Investigation of barrier characteristics in the hyaloid-retinal vessel of zebrafish
- Authors
- Hyoung Kim, J., Suk Yu, Y., Kim, K.W., and Hun Kim, J.
- ID
- ZDB-PUB-110408-2
- Date
- 2011
- Source
- Journal of neuroscience research 89(6): 921-928 (Journal)
- Registered Authors
- Keywords
- barrier; hyaloid-retinal vessel; tight junction protein; vascular permeability; zebrafish
- MeSH Terms
-
- Animals
- Animals, Genetically Modified
- Blood-Retinal Barrier/physiology*
- Blood-Retinal Barrier/ultrastructure
- Gene Expression Regulation, Developmental
- Green Fluorescent Proteins/genetics
- Green Fluorescent Proteins/metabolism
- Microscopy, Electron, Transmission/methods
- Pericytes/cytology
- Retinal Vessels/cytology*
- Retinal Vessels/growth & development
- Retinal Vessels/metabolism
- Retinal Vessels/ultrastructure
- Zebrafish/anatomy & histology
- Zebrafish Proteins/metabolism
- PubMed
- 21412815 Full text @ J. Neurosci. Res.
The blood-retinal barrier (BRB) is essential for the physiological integrity of the retinal vessels. In particular, ocular pathologies of retinal neovascularization could be causally related to the BRB breakdown. Zebrafish have emerged as an advantageous model for studying vascular development and characteristics. Here we investigated for the first time the barrier characteristics of the hyaloid-retinal vessel using fli1-EGFP transgenic zebrafish. By 7 dpf, the hyaloid-retinal vessel was formed between lens and retina, where intercellular junctional complexes were already present between endothelial cells.
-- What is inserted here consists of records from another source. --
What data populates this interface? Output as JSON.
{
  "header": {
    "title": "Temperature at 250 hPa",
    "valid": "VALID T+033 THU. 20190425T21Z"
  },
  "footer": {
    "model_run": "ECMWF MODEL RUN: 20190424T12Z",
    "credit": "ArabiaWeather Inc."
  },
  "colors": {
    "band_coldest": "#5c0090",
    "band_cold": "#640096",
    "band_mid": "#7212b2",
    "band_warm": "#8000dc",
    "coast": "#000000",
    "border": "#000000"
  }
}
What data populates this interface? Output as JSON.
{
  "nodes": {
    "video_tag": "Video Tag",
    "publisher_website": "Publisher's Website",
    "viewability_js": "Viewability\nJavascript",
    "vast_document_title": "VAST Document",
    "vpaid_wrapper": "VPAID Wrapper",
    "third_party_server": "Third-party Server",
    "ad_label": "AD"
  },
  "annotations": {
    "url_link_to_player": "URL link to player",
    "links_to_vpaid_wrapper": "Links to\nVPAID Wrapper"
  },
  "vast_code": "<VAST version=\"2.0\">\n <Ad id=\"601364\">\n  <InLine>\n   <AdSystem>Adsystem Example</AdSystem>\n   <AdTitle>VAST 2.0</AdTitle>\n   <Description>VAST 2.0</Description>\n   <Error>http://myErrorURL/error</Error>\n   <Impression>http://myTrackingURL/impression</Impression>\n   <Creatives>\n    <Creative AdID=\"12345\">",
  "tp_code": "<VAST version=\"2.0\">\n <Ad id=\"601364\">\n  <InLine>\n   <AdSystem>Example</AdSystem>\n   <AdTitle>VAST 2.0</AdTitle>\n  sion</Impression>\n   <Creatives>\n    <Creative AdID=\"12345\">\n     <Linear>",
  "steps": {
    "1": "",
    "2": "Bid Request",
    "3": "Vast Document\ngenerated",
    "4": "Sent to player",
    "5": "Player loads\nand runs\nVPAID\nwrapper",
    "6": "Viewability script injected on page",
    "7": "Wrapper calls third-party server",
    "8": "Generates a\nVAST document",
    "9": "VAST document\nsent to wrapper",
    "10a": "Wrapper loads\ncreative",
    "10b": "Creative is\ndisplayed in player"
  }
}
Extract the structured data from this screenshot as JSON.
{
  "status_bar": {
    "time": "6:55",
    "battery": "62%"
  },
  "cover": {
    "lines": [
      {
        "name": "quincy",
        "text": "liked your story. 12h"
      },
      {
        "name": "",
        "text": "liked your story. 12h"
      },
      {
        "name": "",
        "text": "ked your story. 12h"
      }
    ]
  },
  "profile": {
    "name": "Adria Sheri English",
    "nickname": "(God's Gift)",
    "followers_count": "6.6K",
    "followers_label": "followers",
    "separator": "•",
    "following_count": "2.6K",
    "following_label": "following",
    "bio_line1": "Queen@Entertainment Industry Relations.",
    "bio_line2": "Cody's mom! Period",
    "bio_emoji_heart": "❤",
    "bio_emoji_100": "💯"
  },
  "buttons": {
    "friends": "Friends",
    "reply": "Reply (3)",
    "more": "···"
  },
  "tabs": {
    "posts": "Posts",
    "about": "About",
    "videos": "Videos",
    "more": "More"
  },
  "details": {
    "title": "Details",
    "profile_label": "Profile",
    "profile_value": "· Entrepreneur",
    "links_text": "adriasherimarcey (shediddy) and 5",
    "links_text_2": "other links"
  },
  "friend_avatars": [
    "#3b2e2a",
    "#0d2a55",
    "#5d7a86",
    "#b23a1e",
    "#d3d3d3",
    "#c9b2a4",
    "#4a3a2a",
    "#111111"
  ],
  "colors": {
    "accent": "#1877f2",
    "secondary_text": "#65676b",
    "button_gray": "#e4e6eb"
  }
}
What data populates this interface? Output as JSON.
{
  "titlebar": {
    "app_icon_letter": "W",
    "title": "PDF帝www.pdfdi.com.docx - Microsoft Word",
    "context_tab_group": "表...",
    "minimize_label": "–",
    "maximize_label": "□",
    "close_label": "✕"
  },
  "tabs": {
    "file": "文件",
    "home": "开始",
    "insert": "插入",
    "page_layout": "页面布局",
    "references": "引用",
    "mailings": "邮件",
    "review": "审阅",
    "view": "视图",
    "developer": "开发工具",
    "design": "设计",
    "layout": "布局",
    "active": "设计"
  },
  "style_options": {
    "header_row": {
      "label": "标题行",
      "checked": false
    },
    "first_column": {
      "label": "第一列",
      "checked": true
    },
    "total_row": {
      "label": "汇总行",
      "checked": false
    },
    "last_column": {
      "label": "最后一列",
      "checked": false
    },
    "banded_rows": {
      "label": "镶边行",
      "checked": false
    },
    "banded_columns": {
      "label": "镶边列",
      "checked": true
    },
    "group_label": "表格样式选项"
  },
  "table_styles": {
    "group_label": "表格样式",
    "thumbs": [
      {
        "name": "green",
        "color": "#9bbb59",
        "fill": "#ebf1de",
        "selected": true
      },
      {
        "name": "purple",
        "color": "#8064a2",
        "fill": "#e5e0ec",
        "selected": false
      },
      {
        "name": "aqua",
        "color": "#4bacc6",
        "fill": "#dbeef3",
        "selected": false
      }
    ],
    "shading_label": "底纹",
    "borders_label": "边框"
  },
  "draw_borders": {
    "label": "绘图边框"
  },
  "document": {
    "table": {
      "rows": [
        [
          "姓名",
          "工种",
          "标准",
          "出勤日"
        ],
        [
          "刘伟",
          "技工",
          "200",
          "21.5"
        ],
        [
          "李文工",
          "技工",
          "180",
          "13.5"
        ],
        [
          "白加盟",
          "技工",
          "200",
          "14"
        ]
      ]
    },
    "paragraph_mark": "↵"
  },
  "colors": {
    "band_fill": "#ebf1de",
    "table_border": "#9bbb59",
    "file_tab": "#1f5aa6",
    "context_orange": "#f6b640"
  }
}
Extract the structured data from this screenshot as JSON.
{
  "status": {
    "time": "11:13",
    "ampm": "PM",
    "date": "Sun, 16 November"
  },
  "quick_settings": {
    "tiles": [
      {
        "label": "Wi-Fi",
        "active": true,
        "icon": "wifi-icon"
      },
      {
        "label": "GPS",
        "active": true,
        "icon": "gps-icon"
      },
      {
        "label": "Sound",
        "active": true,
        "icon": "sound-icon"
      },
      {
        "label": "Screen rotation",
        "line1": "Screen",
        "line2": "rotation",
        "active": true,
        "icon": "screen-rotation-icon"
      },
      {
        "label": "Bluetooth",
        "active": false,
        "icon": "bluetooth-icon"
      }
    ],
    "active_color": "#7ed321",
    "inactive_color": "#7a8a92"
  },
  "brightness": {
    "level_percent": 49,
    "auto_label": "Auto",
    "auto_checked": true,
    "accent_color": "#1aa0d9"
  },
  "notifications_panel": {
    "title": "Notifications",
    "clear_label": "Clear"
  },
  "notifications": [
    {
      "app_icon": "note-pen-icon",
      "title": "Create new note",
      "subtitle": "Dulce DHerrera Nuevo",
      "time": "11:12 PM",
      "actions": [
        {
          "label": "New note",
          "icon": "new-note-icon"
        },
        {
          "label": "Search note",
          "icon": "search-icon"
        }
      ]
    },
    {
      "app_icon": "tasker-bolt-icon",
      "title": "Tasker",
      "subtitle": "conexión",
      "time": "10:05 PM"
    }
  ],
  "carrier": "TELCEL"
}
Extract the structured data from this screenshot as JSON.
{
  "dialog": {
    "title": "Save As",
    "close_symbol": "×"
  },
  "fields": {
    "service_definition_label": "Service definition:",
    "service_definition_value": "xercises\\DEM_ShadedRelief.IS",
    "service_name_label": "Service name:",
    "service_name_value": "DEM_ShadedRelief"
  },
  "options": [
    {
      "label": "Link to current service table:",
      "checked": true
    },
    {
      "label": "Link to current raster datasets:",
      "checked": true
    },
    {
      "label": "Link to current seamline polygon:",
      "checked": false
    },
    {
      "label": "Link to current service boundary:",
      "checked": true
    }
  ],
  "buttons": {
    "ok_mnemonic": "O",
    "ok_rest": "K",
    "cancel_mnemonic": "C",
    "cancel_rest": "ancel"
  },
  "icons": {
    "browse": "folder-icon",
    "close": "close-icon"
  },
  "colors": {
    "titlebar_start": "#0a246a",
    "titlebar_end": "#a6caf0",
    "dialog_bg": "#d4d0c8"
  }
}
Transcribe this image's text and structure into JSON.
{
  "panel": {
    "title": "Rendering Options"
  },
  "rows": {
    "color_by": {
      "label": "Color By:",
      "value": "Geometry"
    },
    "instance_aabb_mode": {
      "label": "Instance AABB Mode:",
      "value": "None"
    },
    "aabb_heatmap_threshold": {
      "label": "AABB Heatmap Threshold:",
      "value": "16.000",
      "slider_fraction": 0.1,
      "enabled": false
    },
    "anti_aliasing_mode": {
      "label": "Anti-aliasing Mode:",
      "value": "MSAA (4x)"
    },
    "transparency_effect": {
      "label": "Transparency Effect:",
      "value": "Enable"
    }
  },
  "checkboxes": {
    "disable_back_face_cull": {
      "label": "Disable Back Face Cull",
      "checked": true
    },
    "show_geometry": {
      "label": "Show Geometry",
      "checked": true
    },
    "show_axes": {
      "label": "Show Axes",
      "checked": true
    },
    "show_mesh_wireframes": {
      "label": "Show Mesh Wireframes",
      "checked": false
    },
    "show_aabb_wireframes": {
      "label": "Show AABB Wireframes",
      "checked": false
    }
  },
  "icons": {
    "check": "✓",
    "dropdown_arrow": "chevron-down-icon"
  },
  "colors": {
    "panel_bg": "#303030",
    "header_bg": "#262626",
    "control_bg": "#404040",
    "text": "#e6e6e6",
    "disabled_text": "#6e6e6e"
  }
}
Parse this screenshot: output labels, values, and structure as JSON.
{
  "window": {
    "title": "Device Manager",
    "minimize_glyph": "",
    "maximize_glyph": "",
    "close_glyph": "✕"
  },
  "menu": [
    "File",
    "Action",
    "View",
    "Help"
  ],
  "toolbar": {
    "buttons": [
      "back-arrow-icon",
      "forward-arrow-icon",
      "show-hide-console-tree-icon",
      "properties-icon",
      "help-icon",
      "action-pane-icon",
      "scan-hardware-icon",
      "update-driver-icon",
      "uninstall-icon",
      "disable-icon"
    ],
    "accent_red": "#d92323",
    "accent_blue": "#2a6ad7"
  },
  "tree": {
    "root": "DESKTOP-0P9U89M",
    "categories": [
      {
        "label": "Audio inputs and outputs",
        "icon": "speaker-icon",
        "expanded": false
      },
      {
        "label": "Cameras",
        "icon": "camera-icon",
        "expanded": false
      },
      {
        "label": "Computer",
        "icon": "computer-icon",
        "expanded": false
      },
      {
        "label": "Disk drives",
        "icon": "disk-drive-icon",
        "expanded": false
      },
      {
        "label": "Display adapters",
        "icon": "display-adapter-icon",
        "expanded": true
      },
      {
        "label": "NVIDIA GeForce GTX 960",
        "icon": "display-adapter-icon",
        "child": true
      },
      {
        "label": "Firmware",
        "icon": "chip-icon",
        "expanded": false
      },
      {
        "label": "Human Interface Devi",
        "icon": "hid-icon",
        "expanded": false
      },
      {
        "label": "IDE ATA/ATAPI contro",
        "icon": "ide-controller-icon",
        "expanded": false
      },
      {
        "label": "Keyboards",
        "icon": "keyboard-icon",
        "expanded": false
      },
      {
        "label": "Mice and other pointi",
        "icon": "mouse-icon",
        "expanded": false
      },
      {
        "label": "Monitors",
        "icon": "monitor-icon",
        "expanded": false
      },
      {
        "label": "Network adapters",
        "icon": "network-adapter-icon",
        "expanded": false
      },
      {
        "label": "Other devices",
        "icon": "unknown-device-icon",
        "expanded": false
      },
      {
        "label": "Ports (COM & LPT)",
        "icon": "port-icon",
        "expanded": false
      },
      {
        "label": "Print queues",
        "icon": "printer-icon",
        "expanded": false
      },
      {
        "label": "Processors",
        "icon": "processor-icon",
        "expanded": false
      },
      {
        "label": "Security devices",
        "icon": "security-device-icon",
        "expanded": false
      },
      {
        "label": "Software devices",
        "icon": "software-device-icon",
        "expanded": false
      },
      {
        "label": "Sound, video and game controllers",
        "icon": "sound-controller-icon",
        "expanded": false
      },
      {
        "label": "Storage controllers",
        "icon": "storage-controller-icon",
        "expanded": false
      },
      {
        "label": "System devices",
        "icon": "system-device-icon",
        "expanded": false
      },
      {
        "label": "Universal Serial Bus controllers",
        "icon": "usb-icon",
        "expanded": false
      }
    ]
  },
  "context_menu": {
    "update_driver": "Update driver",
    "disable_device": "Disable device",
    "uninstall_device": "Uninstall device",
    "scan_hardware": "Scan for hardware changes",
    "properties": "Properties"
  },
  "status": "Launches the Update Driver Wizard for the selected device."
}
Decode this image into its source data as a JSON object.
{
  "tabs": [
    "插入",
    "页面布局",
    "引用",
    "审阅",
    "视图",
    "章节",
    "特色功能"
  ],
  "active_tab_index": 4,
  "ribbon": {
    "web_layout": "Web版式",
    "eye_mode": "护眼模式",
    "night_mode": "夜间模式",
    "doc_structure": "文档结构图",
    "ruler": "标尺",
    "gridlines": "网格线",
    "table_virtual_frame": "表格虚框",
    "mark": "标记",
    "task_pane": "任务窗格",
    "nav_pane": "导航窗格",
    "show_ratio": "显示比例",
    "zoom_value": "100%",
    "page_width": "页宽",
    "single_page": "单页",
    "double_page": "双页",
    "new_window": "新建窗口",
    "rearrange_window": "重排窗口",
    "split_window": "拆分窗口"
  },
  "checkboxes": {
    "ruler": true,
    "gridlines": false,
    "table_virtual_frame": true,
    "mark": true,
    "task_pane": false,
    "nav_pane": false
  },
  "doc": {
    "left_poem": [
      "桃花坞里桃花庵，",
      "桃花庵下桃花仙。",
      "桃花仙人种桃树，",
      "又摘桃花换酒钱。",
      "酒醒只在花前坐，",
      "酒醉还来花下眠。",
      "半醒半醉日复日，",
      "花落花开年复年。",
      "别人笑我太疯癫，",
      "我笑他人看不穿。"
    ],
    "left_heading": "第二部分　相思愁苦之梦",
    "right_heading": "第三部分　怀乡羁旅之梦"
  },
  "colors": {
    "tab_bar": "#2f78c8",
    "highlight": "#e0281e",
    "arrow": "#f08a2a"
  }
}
Interestingly, NG-2 expression, but not GFAP, was colocalized with EGFP-positive cells of the hyaloid-retinal vessel. Among endothelial tight junction proteins, claudin-5 was expressed on EGFP-positive cells of the hyaloid-retinal vessel, whereas occludin and ZO-1 were not observed on the vessel. In addition, the hyaloid-retinal vessel was so leaky that a mixture of fluorescein tracers (2,000-kDa FITC-dextran, 10-kDa rhodamine-dextran, and 350-Da DAPI) diffusely infiltrated into all retinal layers. Our results suggest that, unlike retinal vessels of higher vertebrates, the hyaloid-retinal vessel of zebrafish shows insufficient characteristics to meet a functional endothelium-based CNS barrier. Therefore, it might be not suitable to use the hyaloid-retinal vessel of zebrafish for studying BRB biogenesis.